Play It Again, Please: Grappling with Repeated Album Listens in the iPod Age

Right now, Beach House’s Teen Dream is my favorite album of the year. The Baltimore duo has crafted a phenomenal arrangement of baroque pop. Sadly, I’ve only listened to it three times. The National’s High Violent is another great album, but since purchasing the album, I’ve only listened to it once. One major reason was because I listened to it repeatedly when it was available for streaming weeks before the release.

I shouldn’t feel guilty for voting an album “one of the best of the year” and then watch it collect dust. After all, people have no problem dubbing a movie or book as the best they’ve seen or read this year after a single viewing or reading. But it seems that music is the only major form of pop culture that requires an unspoken demand that an album be absorbed multiple times before dubbing it “the best” of the year.

I have no problem with this standard. After all, you can listen to an album while reading, driving, or cooking, whereas a movie or book requires you plant yourself somewhere. It’s because of this quasi-law of physics that a person may brag he or she has seen their favorite movie a dozen times, but can’t begin to count how many times they’ve listen to their favorite album.

But the act of listening to an album front-to-back repeatedly seems to be a harder task to do in the age of the iPod. And it’s only getting worse as some people are now seeing the process of storing music on a portable device like an iPod as a bit archaic as opposed to storing your library online “in the clouds”. It’s also more of a challenge to listen to an album front-to-back if your music is on a phone or iPad where other applications vie for your attention.

I count myself among those who probably shouldn’t have a 120GB iPod. Whenever a new release comes out, there’s too much of a temptation to rip it to your iPod as quickly as possible so the album can be absorbed in your library. And there it stays, along with 50 or possibly 500-plus other albums. At work, surrounded by distractions, I find it best to put the iPod on shuffle. Part of the reason is to break songs out of their album settings so I can listen to them individually, while another reason is an insatiable curiosity about how the iPod shuffle can make a mix that includes Modest Mouse, Thelonious Monk, Baroness, and Lucinda Williams sound utterly logical.

Unfortunately, this results in sort of a backlog of releases. Be it a bargain $3.99 find at a record shop, or a $7.99 “week of release” sale, albums keep getting added to your library. In the past, depending on how many cassettes you could hold in your backpack or how many disc you could fit in a CD wallet, you had to make sacrifices. If you wanted to give an album a few listens, the best way to do it was to just bring that album. Nowadays, if an album doesn’t get your attention, you have another hundred or so just waiting to be accessed with the touch of a finger.
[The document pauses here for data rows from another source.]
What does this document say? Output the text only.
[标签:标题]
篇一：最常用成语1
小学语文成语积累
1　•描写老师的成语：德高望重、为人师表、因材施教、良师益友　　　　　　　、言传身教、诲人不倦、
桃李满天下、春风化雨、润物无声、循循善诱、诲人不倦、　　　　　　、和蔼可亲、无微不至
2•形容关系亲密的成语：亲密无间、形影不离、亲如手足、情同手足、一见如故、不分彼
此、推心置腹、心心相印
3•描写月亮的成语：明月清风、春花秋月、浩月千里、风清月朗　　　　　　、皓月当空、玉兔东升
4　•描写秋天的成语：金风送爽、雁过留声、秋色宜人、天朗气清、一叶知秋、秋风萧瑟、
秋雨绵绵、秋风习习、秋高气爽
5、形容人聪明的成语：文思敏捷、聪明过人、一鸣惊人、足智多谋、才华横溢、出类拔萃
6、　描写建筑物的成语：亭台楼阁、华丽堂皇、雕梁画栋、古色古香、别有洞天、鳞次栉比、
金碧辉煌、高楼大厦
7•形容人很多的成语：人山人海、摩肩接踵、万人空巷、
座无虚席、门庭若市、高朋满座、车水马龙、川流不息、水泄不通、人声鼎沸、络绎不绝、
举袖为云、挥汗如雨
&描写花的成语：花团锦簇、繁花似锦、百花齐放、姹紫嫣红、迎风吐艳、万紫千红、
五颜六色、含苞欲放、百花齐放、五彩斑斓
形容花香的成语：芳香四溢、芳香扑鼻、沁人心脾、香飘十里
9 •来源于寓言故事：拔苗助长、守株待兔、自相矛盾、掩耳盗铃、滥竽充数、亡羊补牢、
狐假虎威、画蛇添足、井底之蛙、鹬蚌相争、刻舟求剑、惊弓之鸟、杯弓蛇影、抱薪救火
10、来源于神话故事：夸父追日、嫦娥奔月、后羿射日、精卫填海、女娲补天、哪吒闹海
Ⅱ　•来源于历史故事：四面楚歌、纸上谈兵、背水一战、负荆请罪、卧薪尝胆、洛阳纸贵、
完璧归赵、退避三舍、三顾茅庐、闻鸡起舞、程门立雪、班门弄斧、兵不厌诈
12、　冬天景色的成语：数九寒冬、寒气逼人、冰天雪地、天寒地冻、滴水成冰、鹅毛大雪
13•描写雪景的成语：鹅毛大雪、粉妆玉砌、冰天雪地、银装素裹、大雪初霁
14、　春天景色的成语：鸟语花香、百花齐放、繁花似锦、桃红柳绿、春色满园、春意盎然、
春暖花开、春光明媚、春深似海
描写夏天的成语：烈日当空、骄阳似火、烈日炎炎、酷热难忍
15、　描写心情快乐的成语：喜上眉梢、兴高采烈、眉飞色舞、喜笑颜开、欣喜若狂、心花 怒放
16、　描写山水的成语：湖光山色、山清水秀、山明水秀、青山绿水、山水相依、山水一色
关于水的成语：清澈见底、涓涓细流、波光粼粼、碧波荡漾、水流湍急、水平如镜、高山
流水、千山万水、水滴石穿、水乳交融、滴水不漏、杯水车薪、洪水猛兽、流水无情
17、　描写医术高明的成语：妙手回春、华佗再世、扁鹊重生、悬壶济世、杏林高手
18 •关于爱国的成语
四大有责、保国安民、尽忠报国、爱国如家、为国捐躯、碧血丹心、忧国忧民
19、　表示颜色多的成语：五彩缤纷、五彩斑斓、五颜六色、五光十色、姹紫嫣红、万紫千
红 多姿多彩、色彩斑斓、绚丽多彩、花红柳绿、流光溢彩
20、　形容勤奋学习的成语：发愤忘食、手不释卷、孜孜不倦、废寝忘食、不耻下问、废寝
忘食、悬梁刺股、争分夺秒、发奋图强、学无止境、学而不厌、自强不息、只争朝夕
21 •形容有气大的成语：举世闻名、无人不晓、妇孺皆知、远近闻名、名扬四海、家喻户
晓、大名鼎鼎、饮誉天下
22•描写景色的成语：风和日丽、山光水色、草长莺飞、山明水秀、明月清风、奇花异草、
This puts incredible pressure on artists. True, most record executives have always hated to hear the word “grower”, but that especially holds true in today’s climate. Chances are, an album has one shot to floor the listener before it becomes just another 120 MB on your iPod. No wonder that the best decade to compare our current music landscape to isn’t the ’70s, ’80s or even ’90s, but the ’50s, where the main influence was on the single and not the album.

I’m trying my best to break this habit of instantly hoarding any new CD purchase directly onto my iPod. If anything, I enjoy the challenge. With so many albums instantly available, the iPod forces people who truly care about music to become more disciplined listeners as they are surrounded by temptation.
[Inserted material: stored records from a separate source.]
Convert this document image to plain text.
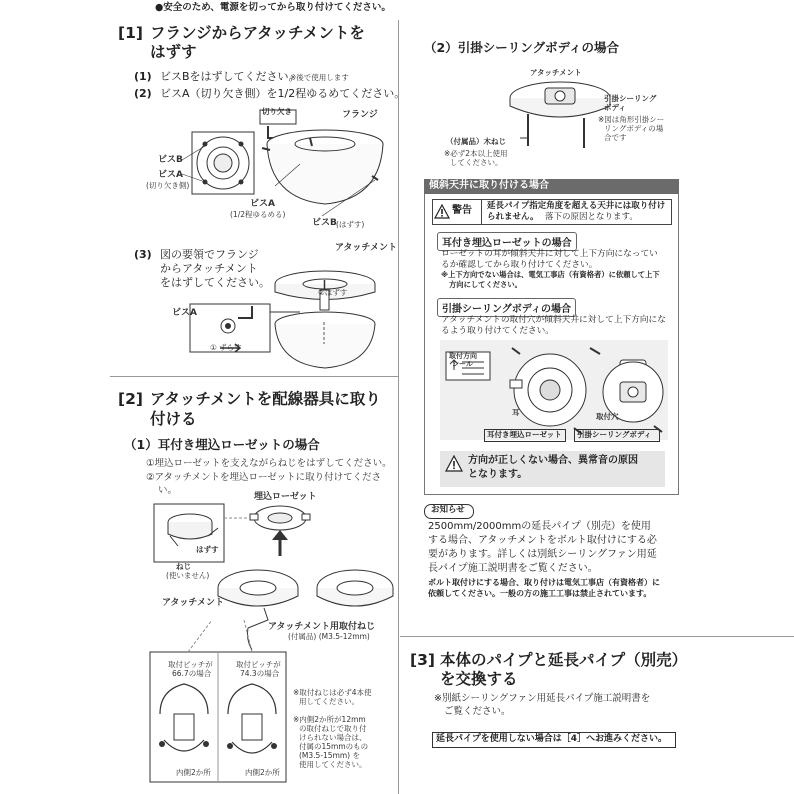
●安全のため、電源を切ってから取り付けてください。
[1] フランジからアタッチメントを
はずす
(1) ビスBをはずしてください。
※後で使用します
(2) ビスA（切り欠き側）を1/2程ゆるめてください。
切り欠き	フランジ
ビスB
ビスA
(切り欠き側)
ビスA
(1/2程ゆるめる)
ビスB (はずす)
(3) 図の要領でフランジ
からアタッチメント
をはずしてください。
アタッチメント
②はずす
ビスA
① ずらす
[2] アタッチメントを配線器具に取り
付ける
（1）耳付き埋込ローゼットの場合
①埋込ローゼットを支えながらねじをはずしてください。
②アタッチメントを埋込ローゼットに取り付けてくださ
い。
埋込ローゼット
はずす
ねじ
(使いません)
アタッチメント
アタッチメント用取付ねじ
(付属品) (M3.5-12mm)
取付ピッチが
66.7の場合
取付ピッチが
74.3の場合
※取付ねじは必ず4本使
用してください。
※内側2か所が12mm
の取付ねじで取り付
けられない場合は、
付属の15mmのもの
(M3.5-15mm) を
使用してください。
内側2か所	内側2か所
（2）引掛シーリングボディの場合
アタッチメント
引掛シーリング
ボディ
※図は角形引掛シー
リングボディの場
合です
（付属品）木ねじ
※必ず2本以上使用
してください。
傾斜天井に取り付ける場合
警告 延長パイプ指定角度を超える天井には取り付け
られません。 落下の原因となります。
耳付き埋込ローゼットの場合
ローゼットの耳が傾斜天井に対して上下方向になってい
るか確認してから取り付けてください。
※上下方向でない場合は、電気工事店（有資格者）に依頼して上下
方向にしてください。
引掛シーリングボディの場合
アタッチメントの取付穴が傾斜天井に対して上下方向にな
るよう取り付けてください。
取付方向
シール
耳	取付穴
耳付き埋込ローゼット 引掛シーリングボディ
方向が正しくない場合、異常音の原因
となります。
お知らせ
2500mm/2000mmの延長パイプ（別売）を使用
する場合、アタッチメントをボルト取付けにする必
要があります。詳しくは別紙シーリングファン用延
長パイプ施工説明書をご覧ください。
ボルト取付けにする場合、取り付けは電気工事店（有資格者）に
依頼してください。一般の方の施工工事は禁止されています。
[3] 本体のパイプと延長パイプ（別売）
を交換する
※別紙シーリングファン用延長パイプ施工説明書を
ご覧ください。
延長パイプを使用しない場合は［4］へお進みください。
Last year, I was unemployed for about a month. Out of sheer boredom, I came up with a project. Looking through my CD collection, I wrote down each CD I know I only listened to once, front to back. I am not proud to admit the number exceeds 200. Yes, I’ve probably listened to the entire album at some time thanks to the above-mentioned iPod shuffle feature, and yes, a good number of those albums were either freebies from record companies or were purchased used. But still, it doesn’t seem right. So those CD titles went into a notebook, and inside a hat rests a corresponding small strip of paper. Sometime before work, or sometime at home with a free hour, one of those strips gets pulled from the hat. The winning album gets one full listen, front to back. If the album gets selected again, that strip goes into the garbage, signifying that I have listened to the album at least twice. The goal: to have listened to every album in that hat at least twice before year’s end. With enough discipline, I know I can do it.

The Yeah Yeah Yeahs 17-minute Is Is was cake. But finding three hours for Prince’s Emancipation or six hours for the Velvet Underground’s box set is going to be brutal.